Histoire[modifier | modifier le code]

En France, la formation des femmes artistes ne devient possible que lorsque les Beaux Arts leur autorisent l'accès à la formation[2]. L'Académie Royale de peinture et de sculpture créée en 1648 les accepte bien qu'elles ne puissent pas suivre les enseignements réservés aux hommes, comme celui du nu[3], et bien qu'elle émet une résolution en 1710 de ne plus les admettre, même si elle n'est pas vraiment appliquée. un afflux d'artistes féminines à l'académie fait craindre la concurrence pour les artistes hommes, et le 31 mai 1783 un quota de quatre femmes maximum est fixé[4].

À la Révolution, les académies royales sont démantelées et on crée l'Institut, qui exclut les femmes artistes après des débats houleux sur la question de la mixité[5], auxquels Maximilien Robespierre participe. L'Académie des beaux-arts créé en 1816 n'accepte pas les femmes non plus. Le prestigieux prix de Rome admettra une femme seulement en 1903.

Le salon des femmes peintres et sculpteurs est fondé en 1881 pour revendiquer l'égalité des droits entre artistes hommes et femmes[2].

L'art dit féministe apparaît dans les années 1960 et 1970 grâce à un mouvement vers l'art féministe (en), qui, au sein de la deuxième vague féministe, a pour but de produire un art qui reflète les vies et les ressentis des femmes.
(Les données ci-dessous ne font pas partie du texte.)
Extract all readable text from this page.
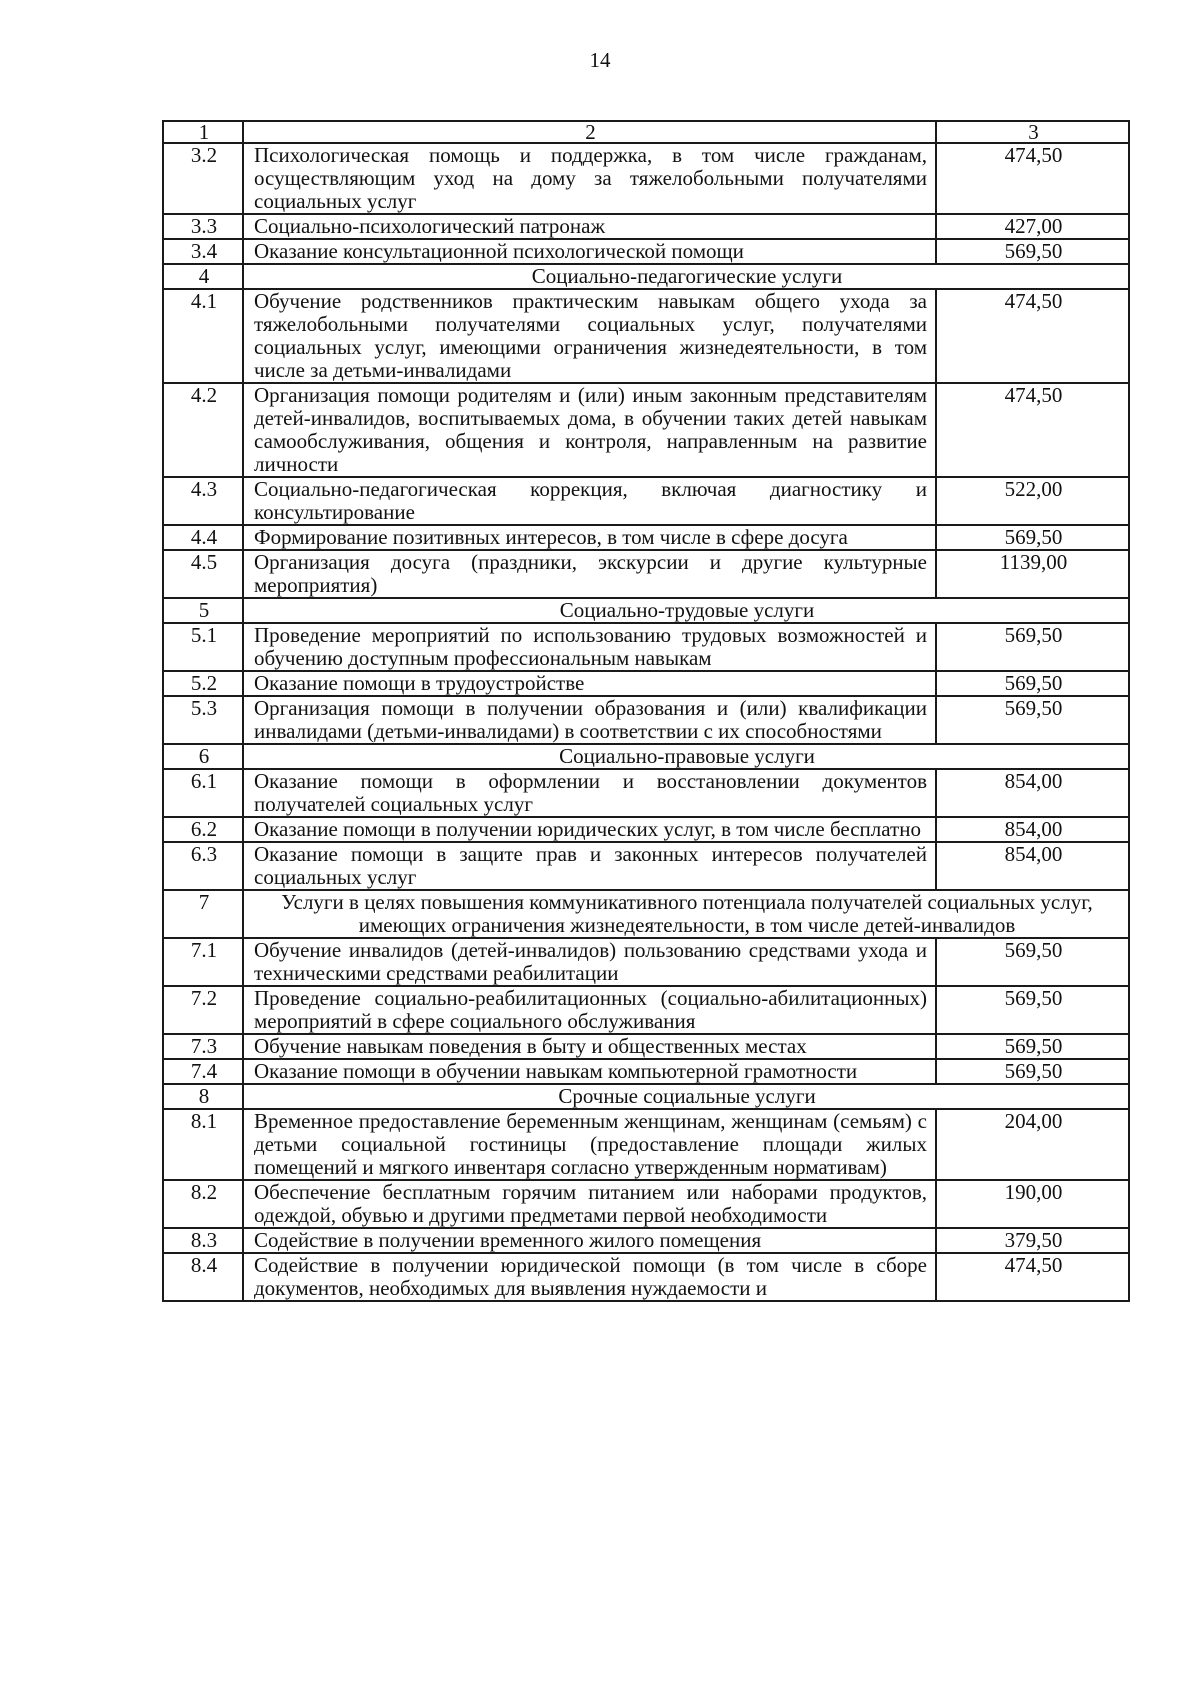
14
1	2	3
3.2	Психологическая помощь и поддержка, в том числе гражданам, осуществляющим уход на дому за тяжелобольными получателями социальных услуг	474,50
3.3	Социально-психологический патронаж	427,00
3.4	Оказание консультационной психологической помощи	569,50
4	Социально-педагогические услуги	
4.1	Обучение родственников практическим навыкам общего ухода за тяжелобольными получателями социальных услуг, получателями социальных услуг, имеющими ограничения жизнедеятельности, в том числе за детьми-инвалидами	474,50
4.2	Организация помощи родителям и (или) иным законным представителям детей-инвалидов, воспитываемых дома, в обучении таких детей навыкам самообслуживания, общения и контроля, направленным на развитие личности	474,50
4.3	Социально-педагогическая коррекция, включая диагностику и консультирование	522,00
4.4	Формирование позитивных интересов, в том числе в сфере досуга	569,50
4.5	Организация досуга (праздники, экскурсии и другие культурные мероприятия)	1139,00
5	Социально-трудовые услуги	
5.1	Проведение мероприятий по использованию трудовых возможностей и обучению доступным профессиональным навыкам	569,50
5.2	Оказание помощи в трудоустройстве	569,50
5.3	Организация помощи в получении образования и (или) квалификации инвалидами (детьми-инвалидами) в соответствии с их способностями	569,50
6	Социально-правовые услуги	
6.1	Оказание помощи в оформлении и восстановлении документов получателей социальных услуг	854,00
6.2	Оказание помощи в получении юридических услуг, в том числе бесплатно	854,00
6.3	Оказание помощи в защите прав и законных интересов получателей социальных услуг	854,00
7	Услуги в целях повышения коммуникативного потенциала получателей социальных услуг, имеющих ограничения жизнедеятельности, в том числе детей-инвалидов	
7.1	Обучение инвалидов (детей-инвалидов) пользованию средствами ухода и техническими средствами реабилитации	569,50
7.2	Проведение социально-реабилитационных (социально-абилитационных) мероприятий в сфере социального обслуживания	569,50
7.3	Обучение навыкам поведения в быту и общественных местах	569,50
7.4	Оказание помощи в обучении навыкам компьютерной грамотности	569,50
8	Срочные социальные услуги	
8.1	Временное предоставление беременным женщинам, женщинам (семьям) с детьми социальной гостиницы (предоставление площади жилых помещений и мягкого инвентаря согласно утвержденным нормативам)	204,00
8.2	Обеспечение бесплатным горячим питанием или наборами продуктов, одеждой, обувью и другими предметами первой необходимости	190,00
8.3	Содействие в получении временного жилого помещения	379,50
8.4	Содействие в получении юридической помощи (в том числе в сборе документов, необходимых для выявления нуждаемости и	474,50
Depuis cette période, on redécouvre aussi les artistes femmes oubliées de l'histoire[2] et parallèlement une réflexion théorique se démarquant des analyses de Clément Greenberg inclut des données sociétales telles que le sexe, le genre et la race dans l'analyse des œuvres produites.

Dans les années 1980, alors que l'antiféminisme connaît un regain lié à Reagan aux États-Unis - c'est le backlash ou « retour en arrière », des artistes féministes répliquent.
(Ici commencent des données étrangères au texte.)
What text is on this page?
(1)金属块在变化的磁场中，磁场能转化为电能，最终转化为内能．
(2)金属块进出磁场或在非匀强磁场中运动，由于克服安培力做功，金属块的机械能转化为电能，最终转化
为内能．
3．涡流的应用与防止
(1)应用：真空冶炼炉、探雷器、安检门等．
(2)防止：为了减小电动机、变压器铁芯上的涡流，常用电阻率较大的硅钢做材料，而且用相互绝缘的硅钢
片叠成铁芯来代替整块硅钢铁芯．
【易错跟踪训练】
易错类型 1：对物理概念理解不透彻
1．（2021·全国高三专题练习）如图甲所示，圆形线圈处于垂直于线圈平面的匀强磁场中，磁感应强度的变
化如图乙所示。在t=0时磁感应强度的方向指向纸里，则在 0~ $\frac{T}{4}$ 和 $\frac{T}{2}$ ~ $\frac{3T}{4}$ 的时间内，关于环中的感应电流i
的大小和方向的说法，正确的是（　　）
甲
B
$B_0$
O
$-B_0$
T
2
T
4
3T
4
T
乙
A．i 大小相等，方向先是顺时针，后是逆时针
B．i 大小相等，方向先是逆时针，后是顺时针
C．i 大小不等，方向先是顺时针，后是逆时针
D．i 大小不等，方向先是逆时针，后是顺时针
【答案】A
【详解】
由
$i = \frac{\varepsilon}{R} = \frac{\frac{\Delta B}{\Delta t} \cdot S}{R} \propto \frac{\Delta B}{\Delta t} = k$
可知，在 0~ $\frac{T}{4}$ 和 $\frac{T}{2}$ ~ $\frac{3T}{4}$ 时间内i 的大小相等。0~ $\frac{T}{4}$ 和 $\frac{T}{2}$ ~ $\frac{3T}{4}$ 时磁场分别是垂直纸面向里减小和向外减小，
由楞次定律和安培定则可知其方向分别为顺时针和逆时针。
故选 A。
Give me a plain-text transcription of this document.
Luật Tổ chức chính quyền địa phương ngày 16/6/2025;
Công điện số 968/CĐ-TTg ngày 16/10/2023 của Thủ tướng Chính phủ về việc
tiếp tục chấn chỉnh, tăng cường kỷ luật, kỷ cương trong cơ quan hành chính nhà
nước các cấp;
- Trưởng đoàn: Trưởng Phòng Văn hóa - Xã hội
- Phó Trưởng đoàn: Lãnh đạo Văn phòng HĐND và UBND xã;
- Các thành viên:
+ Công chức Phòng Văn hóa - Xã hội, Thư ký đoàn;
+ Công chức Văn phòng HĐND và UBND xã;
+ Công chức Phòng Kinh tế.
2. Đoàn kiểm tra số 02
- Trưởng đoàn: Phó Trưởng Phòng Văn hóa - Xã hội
Formes artistiques et idéologie[modifier | modifier le code]

Plusieurs questionnements se posent aux femmes artistes dans les années 1970 : faut-il prendre part au système ou tenter de l'annihiler[6] ? Y a-t-il possibilité d'influer sur le cours de l'art, et intérêt à la faire[6] ? Existe-t-il un « art féminin » inaccessible aux hommes[6] ? La notion même d' « art féministe » pose question, pouvant laisser supposer soit une essence féminine, soit un style particulier, soit encore un engagement militant. Or les formes de ce que l'on peut associer à l'art dit féministe sont très diverses et les liens entre féminité, art et féminisme plus ou moins forts[7]. La délimitation d'un art féministe est difficile à établir quand, par ailleurs, des formes d'activisme, sans relever à proprement parler du domaine de l'art, empruntent ses formes. L'exposition en 2016 à la Galerie Michèle Didier réunissant les Guerilla Girls et le groupe d'action féministe La Barbe rendait compte de ces glissements possibles[8].

Contexte[modifier | modifier le code]

Part de femmes dirigeantes et exposées[modifier | modifier le code]

En France, alors que 64 % des effectifs des écoles d'art sont des femmes (année 2012-2013)[9], la part de celles-ci parmi les postes de direction est bien plus faible. En effet, les femmes accèdent à des postes de responsabilité moins élevés, ce qui peut entretenir un biais dans les choix effectués et maintenir la faible part d'artistes femmes exposées[9]. Certaines politiques publiques ont instauré la parité[10], alors que des expositions comme Elles@centrepompidou ne programment que des femmes dans le but de renforcer leur visibilité[11].

Une cote moindre sur le marché de l'art[modifier | modifier le code]

Les femmes représentent un peu moins d'un quart des grands palmarès du marché de l'art, au milieu des années 2010 comme au milieu des années 2000, alors qu'elles en représentaient moins de 5 % au milieu des années 1980[12]. Mais, même en mettant à part âge et nationalité, les œuvres des femmes se vendent moins cher que celles des hommes. Le fait que les femmes aient été minoritaires pendant longtemps au sein du monde de l'art serait un facteur explicatif de ce phénomène, qui aurait de sus tendance à s'auto-alimenter.

Artistes[modifier | modifier le code]

Judy Chicago, Audrey Flack, Nancy Fried, Joyce Kozloff, Ana Mendieta, Miriam Shapiro, Nancy Spero, ou encore Vanessa Beecroft sont les artistes phares de l'art féministe[13]. Aussi, des collectifs artistiques féministes oeuvrent pour faire vouloir le droit des femmes au sein du monde de l'art, c'est le cas des Guerrilla Girls. Présentes dans le monde de l'art contemporain depuis les années Reagan, elles cherchent à s'affranchir du patriarcat blanc qui régit le monde artistique. Revêtant des masques de gorille ainsi que des pseudonymes de grandes figures féminines historiques, elles rendent compte des différences évidentes entre les hommes et les femmes. Pour se faire, elles comptabilisent la représentation féminine au sein d'expositions organisées dans les plus grands musées du monde.[14]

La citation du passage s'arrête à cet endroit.